The approach has eased some of the stress on staff who grow concerned when the volume of waiting patients grows hour by hour. “That comes to feel overwhelming,” Morrison observes. “The buy-in from the team has really been tremendous. At the end of the day, it is a great satisfier.”
Morrison says Pull to Infinity has boosted patient satisfaction, too, because they no longer have to go back to the waiting room until a provider is ready to see them. “Staff have scripting they use when they bring patients to the triage hallway and explain to them what the process is,” she says. “Our patient experience scores have soared from June of [2022] when we implemented the process. They have only gotten better.”
Murphy believes involving staff early has been key to Infinity’s success. “[Staff] knew we had to work on the front-end process of the ED. Really, it was a collaborative team effort, with everyone suggesting some ideas on what to do,” she shares. “When we finally did implement Pull to Infinity, my assistant and I worked the [triage hallway] area to kind of model what it should look like for the first few weeks. Then, we just continued to communicate with the team about what was working and what was not.”
Infinity has not required adding any staff, but there has been some rearranging. For instance, Murphy notes positioning the triage nurses in the triage hallway rather than in the triage rooms is more efficient.
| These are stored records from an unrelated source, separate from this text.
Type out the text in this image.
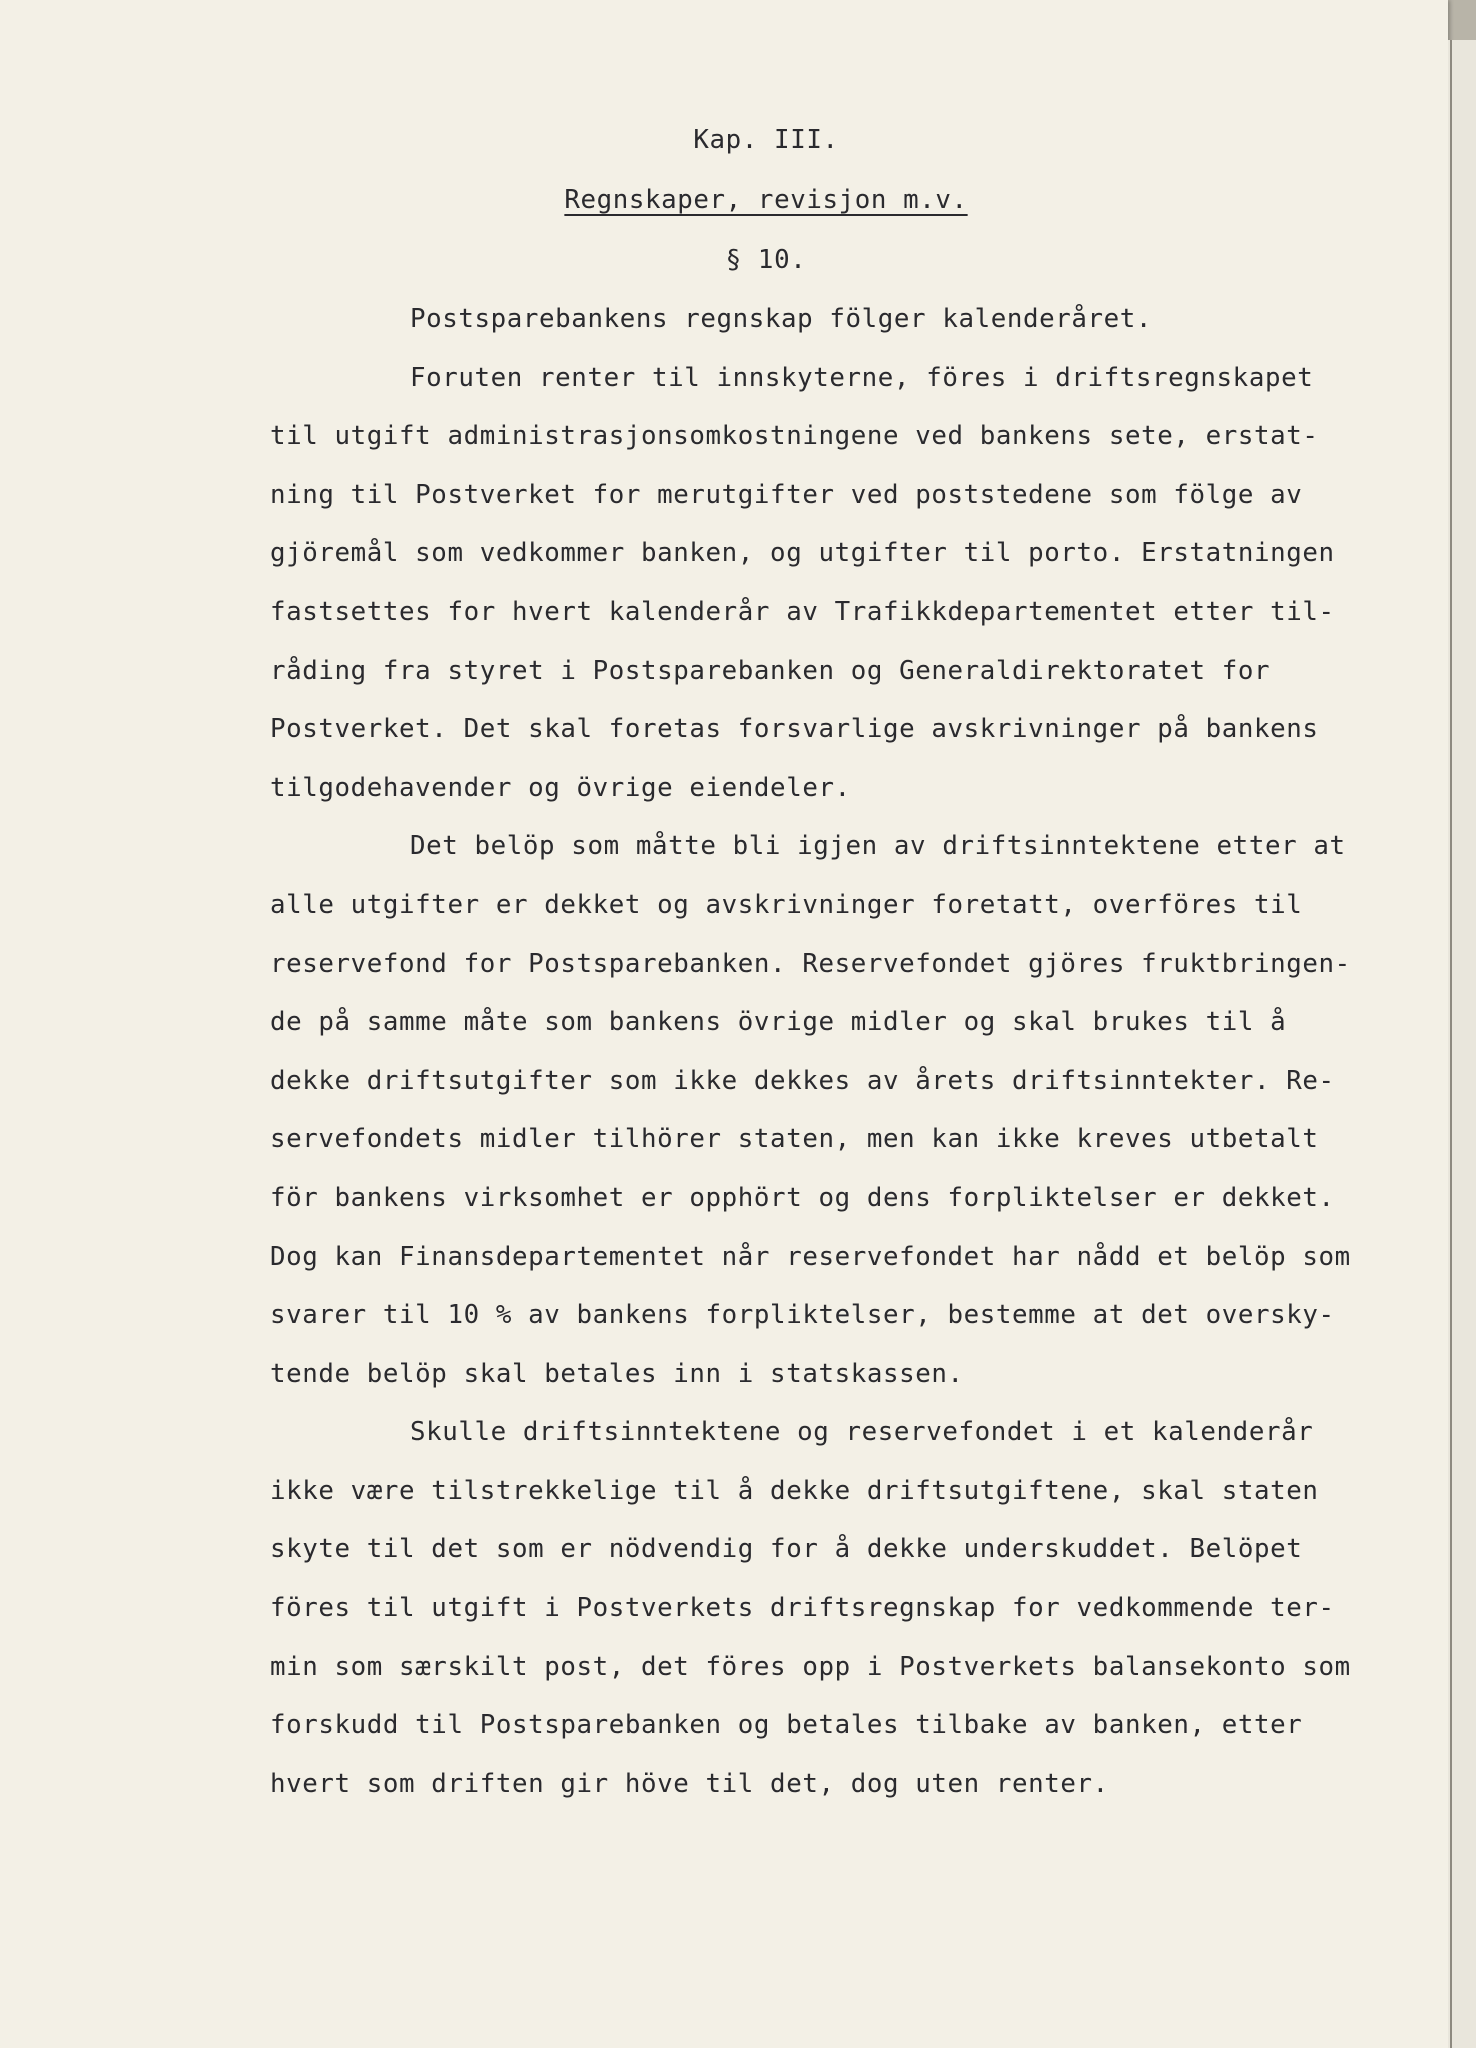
Kap. III.
Regnskaper, revisjon m.v.
§ 10.
Postsparebankens regnskap fölger kalenderåret.
Foruten renter til innskyterne, föres i driftsregnskapet
til utgift administrasjonsomkostningene ved bankens sete, erstat-
ning til Postverket for merutgifter ved poststedene som fölge av
gjöremål som vedkommer banken, og utgifter til porto. Erstatningen
fastsettes for hvert kalenderår av Trafikkdepartementet etter til-
råding fra styret i Postsparebanken og Generaldirektoratet for
Postverket. Det skal foretas forsvarlige avskrivninger på bankens
tilgodehavender og övrige eiendeler.
Det belöp som måtte bli igjen av driftsinntektene etter at
alle utgifter er dekket og avskrivninger foretatt, overföres til
reservefond for Postsparebanken. Reservefondet gjöres fruktbringen-
de på samme måte som bankens övrige midler og skal brukes til å
dekke driftsutgifter som ikke dekkes av årets driftsinntekter. Re-
servefondets midler tilhörer staten, men kan ikke kreves utbetalt
för bankens virksomhet er opphört og dens forpliktelser er dekket.
Dog kan Finansdepartementet når reservefondet har nådd et belöp som
svarer til 10 % av bankens forpliktelser, bestemme at det oversky-
tende belöp skal betales inn i statskassen.
Skulle driftsinntektene og reservefondet i et kalenderår
ikke være tilstrekkelige til å dekke driftsutgiftene, skal staten
skyte til det som er nödvendig for å dekke underskuddet. Belöpet
föres til utgift i Postverkets driftsregnskap for vedkommende ter-
min som særskilt post, det föres opp i Postverkets balansekonto som
forskudd til Postsparebanken og betales tilbake av banken, etter
hvert som driften gir höve til det, dog uten renter.
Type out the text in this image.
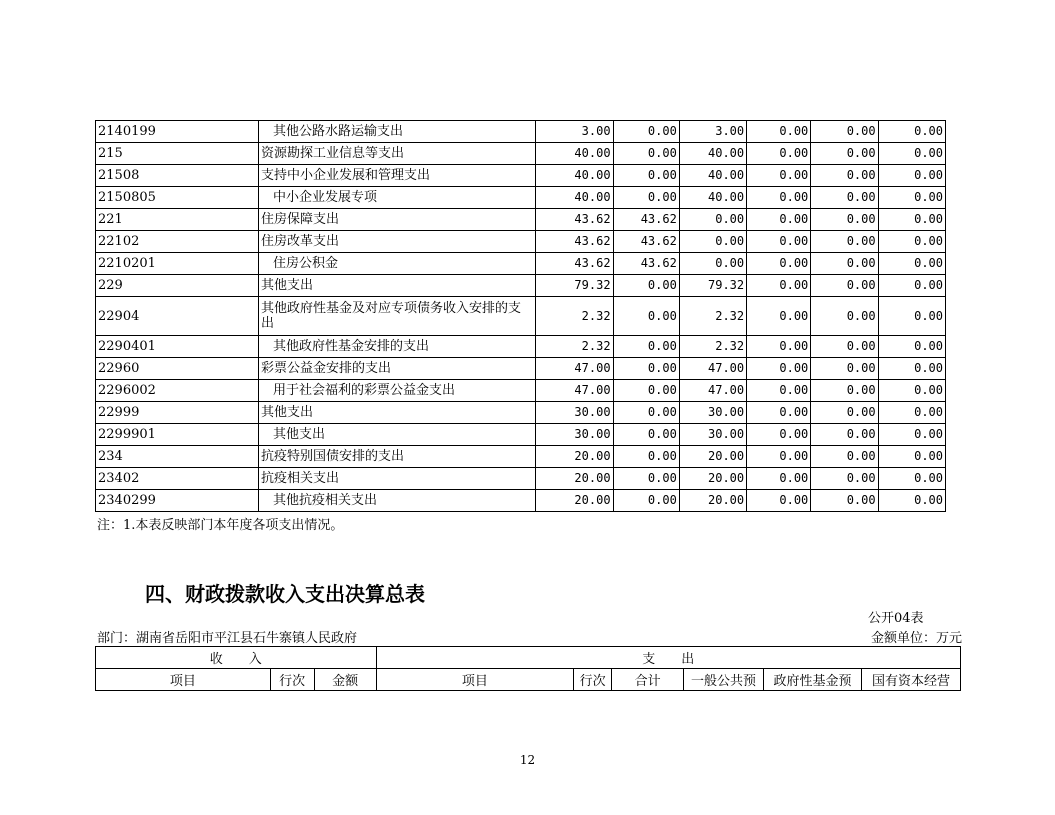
2140199	其他公路水路运输支出	3.00	0.00	3.00	0.00	0.00	0.00
215	资源勘探工业信息等支出	40.00	0.00	40.00	0.00	0.00	0.00
21508	支持中小企业发展和管理支出	40.00	0.00	40.00	0.00	0.00	0.00
2150805	中小企业发展专项	40.00	0.00	40.00	0.00	0.00	0.00
221	住房保障支出	43.62	43.62	0.00	0.00	0.00	0.00
22102	住房改革支出	43.62	43.62	0.00	0.00	0.00	0.00
2210201	住房公积金	43.62	43.62	0.00	0.00	0.00	0.00
229	其他支出	79.32	0.00	79.32	0.00	0.00	0.00
22904	其他政府性基金及对应专项债务收入安排的支出	2.32	0.00	2.32	0.00	0.00	0.00
2290401	其他政府性基金安排的支出	2.32	0.00	2.32	0.00	0.00	0.00
22960	彩票公益金安排的支出	47.00	0.00	47.00	0.00	0.00	0.00
2296002	用于社会福利的彩票公益金支出	47.00	0.00	47.00	0.00	0.00	0.00
22999	其他支出	30.00	0.00	30.00	0.00	0.00	0.00
2299901	其他支出	30.00	0.00	30.00	0.00	0.00	0.00
234	抗疫特别国债安排的支出	20.00	0.00	20.00	0.00	0.00	0.00
23402	抗疫相关支出	20.00	0.00	20.00	0.00	0.00	0.00
2340299	其他抗疫相关支出	20.00	0.00	20.00	0.00	0.00	0.00
注：1.本表反映部门本年度各项支出情况。
四、财政拨款收入支出决算总表
公开04表
部门：湖南省岳阳市平江县石牛寨镇人民政府	金额单位：万元
收　　入			支　　出					
项目	行次	金额	项目	行次	合计	一般公共预	政府性基金预	国有资本经营
12
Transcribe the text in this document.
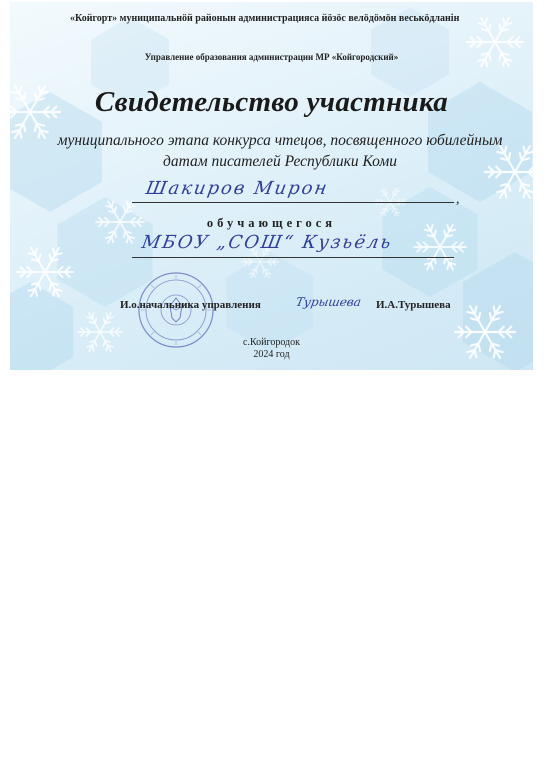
«Койгорт» муниципальнӧй районын администрацияса йӧзӧс велӧдӧмӧн веськӧдланін
Управление образования администрации МР «Койгородский»
Свидетельство участника
муниципального этапа конкурса чтецов, посвященного юбилейным датам писателей Республики Коми
Шакиров Мирон
,
обучающегося
МБОУ „СОШ“ Кузьёль
И.о.начальника управления	Турышева И.А.Турышева
с.Койгородок
2024 год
“Also, some of the physicians now use computers on wheels to see patients in the department, and the flow has been just incredible,” she reports.
It is important to communicate to staff the “why” behind plans like these. “I think once teams understand that, there is more of a buy-in, and then they participate in the change,” Murphy observes.
Morrison agrees, but she also sees improvement as a continuing process. “We haven’t reached all of our goals, but we are constantly reviewing the process,” she explains.
For example, hospital administrators want to shorten the average patient length of stay in the ED to 130 minutes. That might require some interdisciplinary work with other departments that work closely with the ED.
To that end, Murphy notes that over the past year, the ED has implemented the I-PASS approach within the electronic medical record to streamline safe handoffs for patients who are admitted from the ED. Learn about I-PASS method at: www.ipassinstitute.com.
Since Pull to Infinity was implemented in June 2022, the average time it takes to see a provider in the ED has dropped from 22 minutes to seven minutes. This, despite continually expanding volumes. The average patient arrival-to-discharge time has improved to 175 minutes, down seven minutes. Also, the leave-without-being-seen rate declined from 3.5% last year to 1.6% in the first four months of 2023.